Many Montessori schools were established during her lifetime, some of which are sponsored by various religious organizations. There are Montessori schools in over fifty countries, including the United States, where thousands of private Montessori schools have been established nationwide. In addition, Montessori classes have been set up in more than one hundred and fifty public school systems in twenty-nine states. Skinner Elementary Montessori is a private Montessori school in Clark County, Washington. It is a nonsectarian (i.e., not affiliated with a religious organization) and a non-profit charitable 501(c)(3) organization.
The Montessori Advantage
Through her observations, Dr.

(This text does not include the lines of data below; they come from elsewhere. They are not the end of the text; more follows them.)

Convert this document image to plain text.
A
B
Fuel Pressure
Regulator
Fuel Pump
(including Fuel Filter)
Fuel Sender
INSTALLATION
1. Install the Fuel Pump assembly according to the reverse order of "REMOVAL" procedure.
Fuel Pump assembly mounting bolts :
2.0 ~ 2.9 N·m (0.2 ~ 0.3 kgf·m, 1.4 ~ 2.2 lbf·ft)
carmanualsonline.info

Montessori found that children between the ages of 0 and 6 years absorbed everything around them like a sponge, learning almost everything without effort. She called this phenomenon The Absorbent Mind. She theorized that children’s experiences could be enriched in a classroom where they could handle materials which would demonstrate basic educational information. Dr. Montessori observed another childhood trait, termed the “Sensitive Periods,” which are periods of time during which it is easier for a child to learn a specific skill or concept than at any other period in life. This observation has been confirmed by modern scientific research.

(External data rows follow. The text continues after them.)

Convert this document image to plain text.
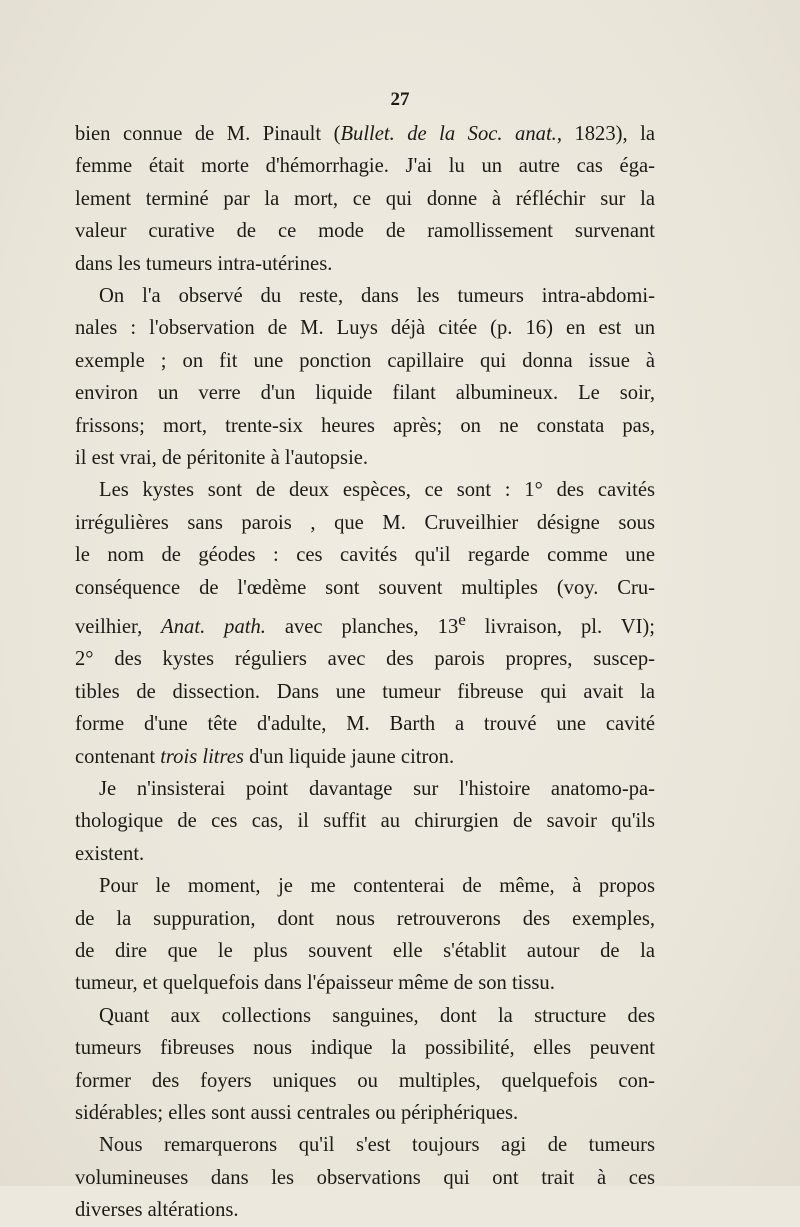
27
bien connue de M. Pinault (Bullet. de la Soc. anat., 1823), la
femme était morte d'hémorrhagie. J'ai lu un autre cas éga-
lement terminé par la mort, ce qui donne à réfléchir sur la
valeur curative de ce mode de ramollissement survenant
dans les tumeurs intra-utérines.
On l'a observé du reste, dans les tumeurs intra-abdomi-
nales : l'observation de M. Luys déjà citée (p. 16) en est un
exemple ; on fit une ponction capillaire qui donna issue à
environ un verre d'un liquide filant albumineux. Le soir,
frissons; mort, trente-six heures après; on ne constata pas,
il est vrai, de péritonite à l'autopsie.
Les kystes sont de deux espèces, ce sont : 1° des cavités
irrégulières sans parois , que M. Cruveilhier désigne sous
le nom de géodes : ces cavités qu'il regarde comme une
conséquence de l'œdème sont souvent multiples (voy. Cru-
veilhier, Anat. path. avec planches, 13e livraison, pl. VI);
2° des kystes réguliers avec des parois propres, suscep-
tibles de dissection. Dans une tumeur fibreuse qui avait la
forme d'une tête d'adulte, M. Barth a trouvé une cavité
contenant trois litres d'un liquide jaune citron.
Je n'insisterai point davantage sur l'histoire anatomo-pa-
thologique de ces cas, il suffit au chirurgien de savoir qu'ils
existent.
Pour le moment, je me contenterai de même, à propos
de la suppuration, dont nous retrouverons des exemples,
de dire que le plus souvent elle s'établit autour de la
tumeur, et quelquefois dans l'épaisseur même de son tissu.
Quant aux collections sanguines, dont la structure des
tumeurs fibreuses nous indique la possibilité, elles peuvent
former des foyers uniques ou multiples, quelquefois con-
sidérables; elles sont aussi centrales ou périphériques.
Nous remarquerons qu'il s'est toujours agi de tumeurs
volumineuses dans les observations qui ont trait à ces
diverses altérations.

The Montessori Classroom takes advantage of these traits by using specialized Montessori materials and unique ways of showing children how to construct themselves. The Montessori Classroom is carefully designed to take advantage of the Absorbent Mind and the Sensitive Periods. Each child selects individual activities which interest and engage him. The activities a two to four year old chooses will help to develop concentration, coordination, self-discipline and good working habits, which are needed for the more advanced activities of the four- to six-year-old, and so forth. The classroom is designed to ensure that each child is challenged with fun, aesthetically pleasing, and enriched activities. Part of the Montessori teacher’s job is to see that your child is happy, nurtured, and that the environment is meeting your child’s needs. This will foster self-confidence and independence, which will serve your child well in the years to come.

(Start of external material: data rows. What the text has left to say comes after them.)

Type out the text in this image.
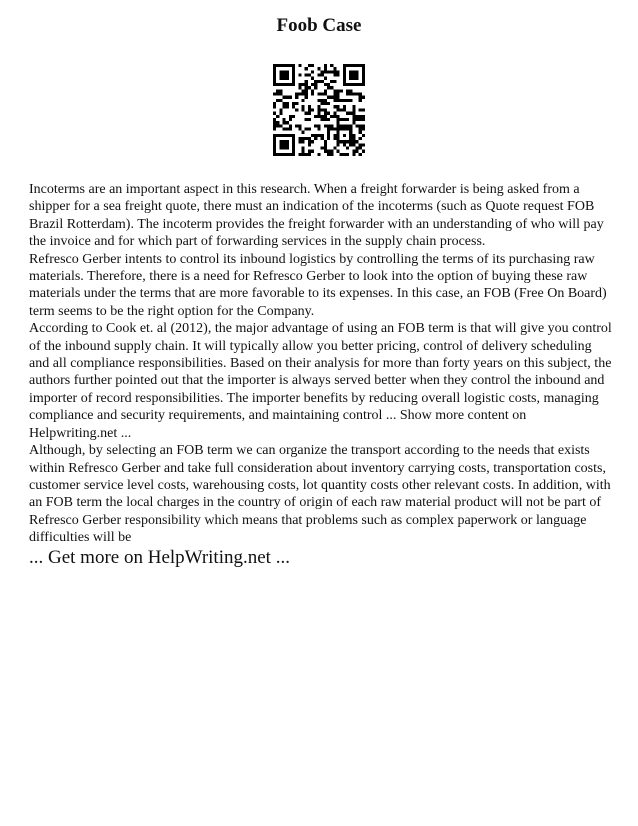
Foob Case

Incoterms are an important aspect in this research. When a freight forwarder is being asked from a shipper for a sea freight quote, there must an indication of the incoterms (such as Quote request FOB Brazil Rotterdam). The incoterm provides the freight forwarder with an understanding of who will pay the invoice and for which part of forwarding services in the supply chain process.

Refresco Gerber intents to control its inbound logistics by controlling the terms of its purchasing raw materials. Therefore, there is a need for Refresco Gerber to look into the option of buying these raw materials under the terms that are more favorable to its expenses. In this case, an FOB (Free On Board) term seems to be the right option for the Company.

According to Cook et. al (2012), the major advantage of using an FOB term is that will give you control of the inbound supply chain. It will typically allow you better pricing, control of delivery scheduling and all compliance responsibilities. Based on their analysis for more than forty years on this subject, the authors further pointed out that the importer is always served better when they control the inbound and importer of record responsibilities. The importer benefits by reducing overall logistic costs, managing compliance and security requirements, and maintaining control ... Show more content on Helpwriting.net ...

Although, by selecting an FOB term we can organize the transport according to the needs that exists within Refresco Gerber and take full consideration about inventory carrying costs, transportation costs, customer service level costs, warehousing costs, lot quantity costs other relevant costs. In addition, with an FOB term the local charges in the country of origin of each raw material product will not be part of Refresco Gerber responsibility which means that problems such as complex paperwork or language difficulties will be

... Get more on HelpWriting.net ...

The Montessori classroom environment is one of non-competition, and because it is a “family grouping” of children ages 2 1/2 – 5 years old in the Primary Program, and K – 6th grades in the Elementary Program, social growth abounds as the children interact with each other on a daily basis. Purposeful work and play is emphasized in the Montessori method. As a result, preschool students at Skinner learn to control and refine physical actions, acquire basic human skills, develop sensory discrimination and an understanding of concepts, including academic subjects such as reading, mathematics, and writing that surpass what is normally expected of children at this age.
Responsibility for Others
The idea of caring for one another is integral to the Montessori approach. The older students serve as role models for the younger children and are taught to be responsible for them physically, emotionally and academically.
The sensorial materials are designed to enhance the child’s sensory abilities. Each piece of equipment is geared to help develop a particular sense such as the thermic tables (tactile), sound boxes (hearing), and broad stair (discrimination of size in three dimensions).